New York Times columnist Timothy Egan writes for Independence Day that the most despised Congress ever will be returned to office next year in largely its current form, event though independents are the biggest voter bloc in America, with Democrats next and Republicans trailing.
But what is an independent?
When you examine the beliefs of independents, particularly among millennials, they lean Democratic. That is, most policy issues pushed by the Democrats get majority support from the nonpartisans. Combining all the categories, Pew put the pro-Democratic cohort at 55 percent, the pro-Republican at 36 percent. But the two party brands are so soiled now by the current do-nothing Congress and their screaming advocates that voters prefer not to have anything to do with either of them.

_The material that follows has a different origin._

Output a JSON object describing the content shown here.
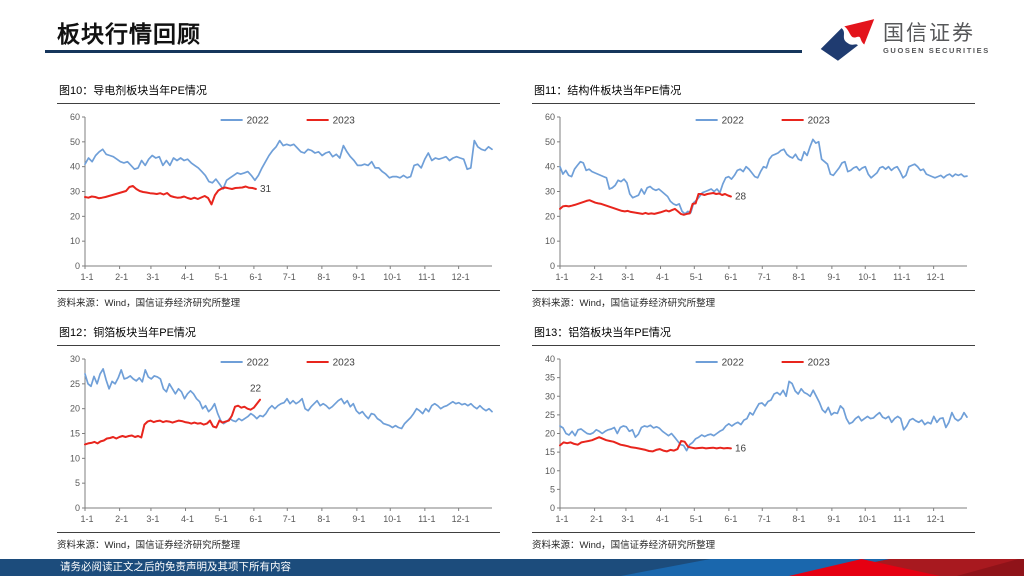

The indies still vote. They went for Barack Obama, twice, but hate partisanship. They’ve soured on Obama for not fulfilling his great promise of forging a coalition that is neither red nor blue.
This calculus doesn’t work in Arkansas, where polling shows that the independent bloc leans strongly conservative, bad news for Democratic candidates for statewide office.
Egan’s ideas:
1) Recognize a problem in the plurality being left out of power. 2) Crowdsource money for slates of no-party candidates. 3) Stay involved.
The emerging majority is the most racially diverse, politically open-minded, social-media-engaged generation in history. They’re repulsed by the partisan hacks, and the lobbyist-industrial complex that controls them. You see their influence in everything but the governing institutions in Washington. It’s about time that voice is heard.